El desarrollo tiende a seguir un patrón: tierreros (poderosos intermediarios con vínculos con delincuentes armados o políticos corruptos) se apoderan de parcelas de tierra para construir viviendas precarias. Luego, los tierreros venden las parcelas a personas pobres y desesperadas, incluso les ofrecen préstamos para que puedan realizar la compra. Unos años después, los tierreros vuelven a vender el mismo terreno y desplazan a los residentes, que no cuentan con recursos legales para defenderse.
Luz Mary conoce muy bien esta estafa.
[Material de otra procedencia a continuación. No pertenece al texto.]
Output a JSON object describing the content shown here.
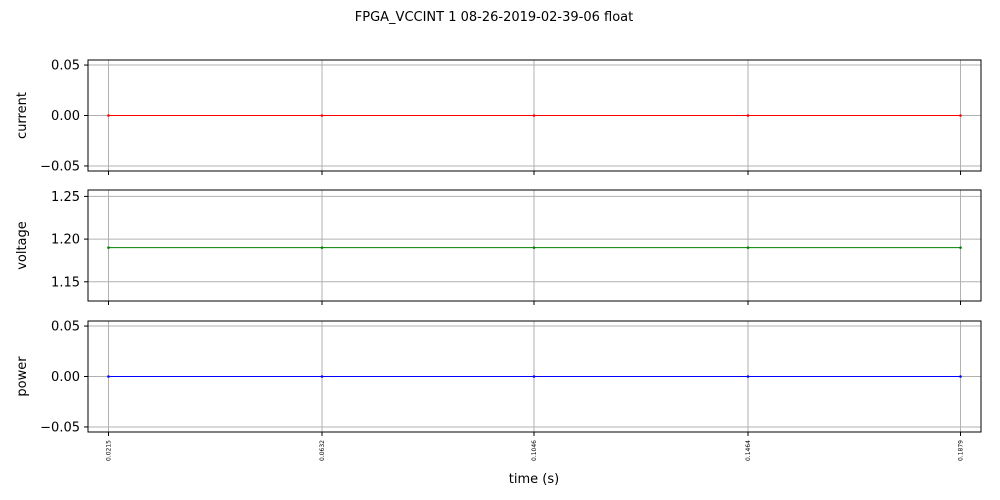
{
  "chart_data": {
    "title": "FPGA_VCCINT   1   08-26-2019-02-39-06   float",
    "type": "line",
    "shared_x": {
      "label": "time (s)",
      "values": [
        0.0215,
        0.0632,
        0.1046,
        0.1464,
        0.1879
      ],
      "tick_labels": [
        "0.0215",
        "0.0632",
        "0.1046",
        "0.1464",
        "0.1879"
      ],
      "lim": [
        0.0175,
        0.1919
      ]
    },
    "grid": true,
    "subplots": [
      {
        "ylabel": "current",
        "color": "#ff0000",
        "values": [
          0.0,
          0.0,
          0.0,
          0.0,
          0.0
        ],
        "ylim": [
          -0.055,
          0.055
        ],
        "yticks": [
          -0.05,
          0.0,
          0.05
        ],
        "ytick_labels": [
          "−0.05",
          "0.00",
          "0.05"
        ]
      },
      {
        "ylabel": "voltage",
        "color": "#008000",
        "values": [
          1.19,
          1.19,
          1.19,
          1.19,
          1.19
        ],
        "ylim": [
          1.1275,
          1.2575
        ],
        "yticks": [
          1.15,
          1.2,
          1.25
        ],
        "ytick_labels": [
          "1.15",
          "1.20",
          "1.25"
        ]
      },
      {
        "ylabel": "power",
        "color": "#0000ff",
        "values": [
          0.0,
          0.0,
          0.0,
          0.0,
          0.0
        ],
        "ylim": [
          -0.055,
          0.055
        ],
        "yticks": [
          -0.05,
          0.0,
          0.05
        ],
        "ytick_labels": [
          "−0.05",
          "0.00",
          "0.05"
        ]
      }
    ]
  }
}
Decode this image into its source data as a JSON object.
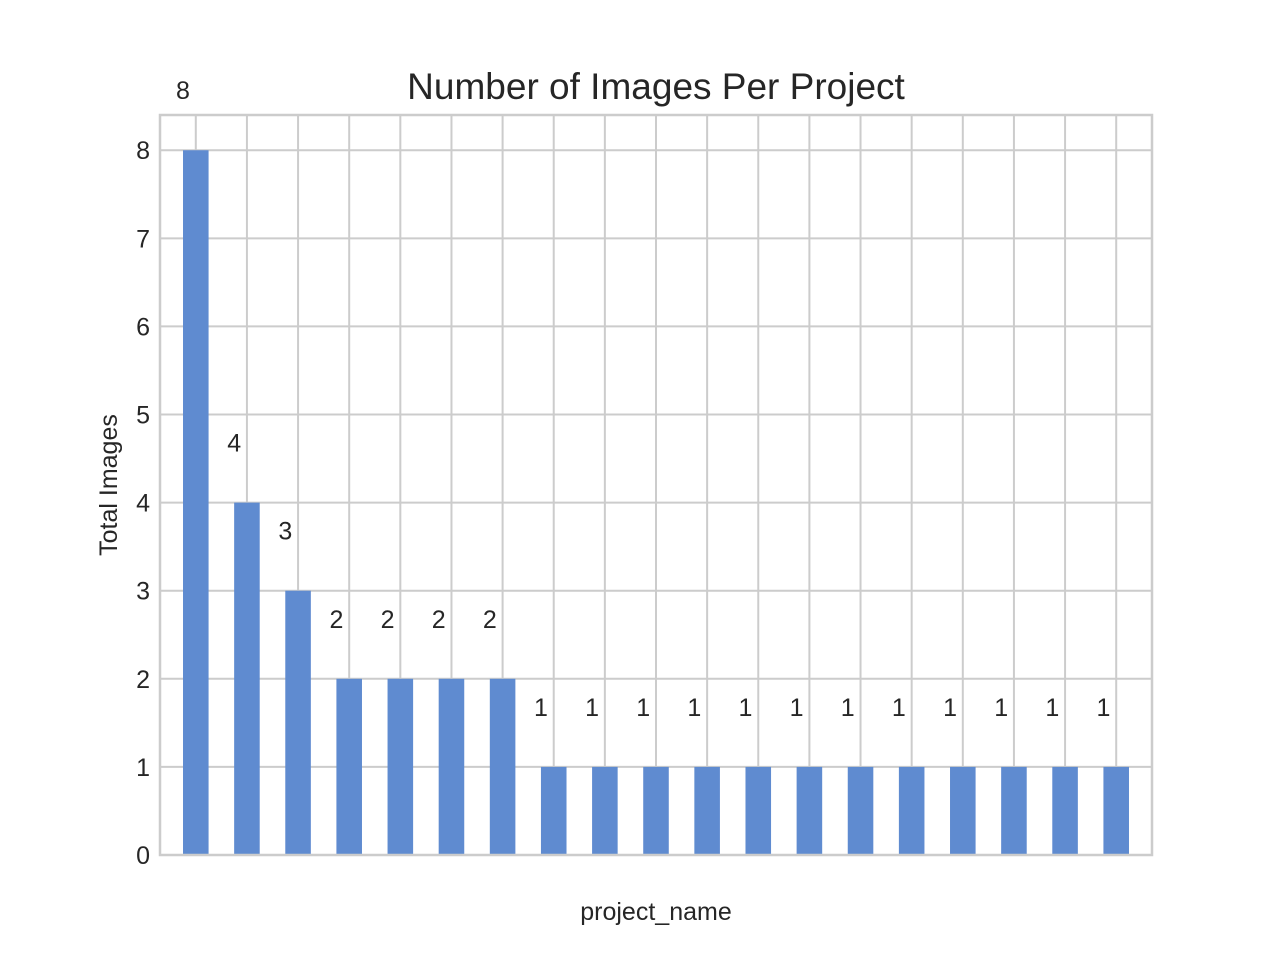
{
  "chart_data": {
    "type": "bar",
    "title": "Number of Images Per Project",
    "xlabel": "project_name",
    "ylabel": "Total Images",
    "categories": [
      "",
      "",
      "",
      "",
      "",
      "",
      "",
      "",
      "",
      "",
      "",
      "",
      "",
      "",
      "",
      "",
      "",
      "",
      ""
    ],
    "values": [
      8,
      4,
      3,
      2,
      2,
      2,
      2,
      1,
      1,
      1,
      1,
      1,
      1,
      1,
      1,
      1,
      1,
      1,
      1
    ],
    "data_labels": [
      "8",
      "4",
      "3",
      "2",
      "2",
      "2",
      "2",
      "1",
      "1",
      "1",
      "1",
      "1",
      "1",
      "1",
      "1",
      "1",
      "1",
      "1",
      "1"
    ],
    "yticks": [
      "0",
      "1",
      "2",
      "3",
      "4",
      "5",
      "6",
      "7",
      "8"
    ],
    "ylim": [
      0,
      8.4
    ],
    "grid": true,
    "bar_color": "#5f8bd0"
  }
}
Ella y su esposo no podían pagar un apartamento en Bogotá, pero en Altos de Cazucá un tierrero los convenció de que podían tener su propia casa. Los vendedores dijeron que la tierra seguramente se legalizaría en un par de años, por lo que consiguieron un préstamo de varios miles de dólares para comprarla. Todavía siguen pagando la deuda, pero ahora entienden que la tierra nunca será realmente suya.
Dado que hay pocos servicios estatales en Soacha, los actores ilícitos buscan sacar provecho de todo, desde el transporte público hasta el agua, acumulando cargas sobre la población vulnerable. Muchos propietarios de tiendas pagan “vacunas” (un impuesto ilícito) a cualquier grupo local que afirme brindar protección. Los grupos se dedican a la extorsión y castigan sin piedad el incumplimiento. Al asesinar a quienes los desafían, envían un mensaje claro sobre quién está a cargo.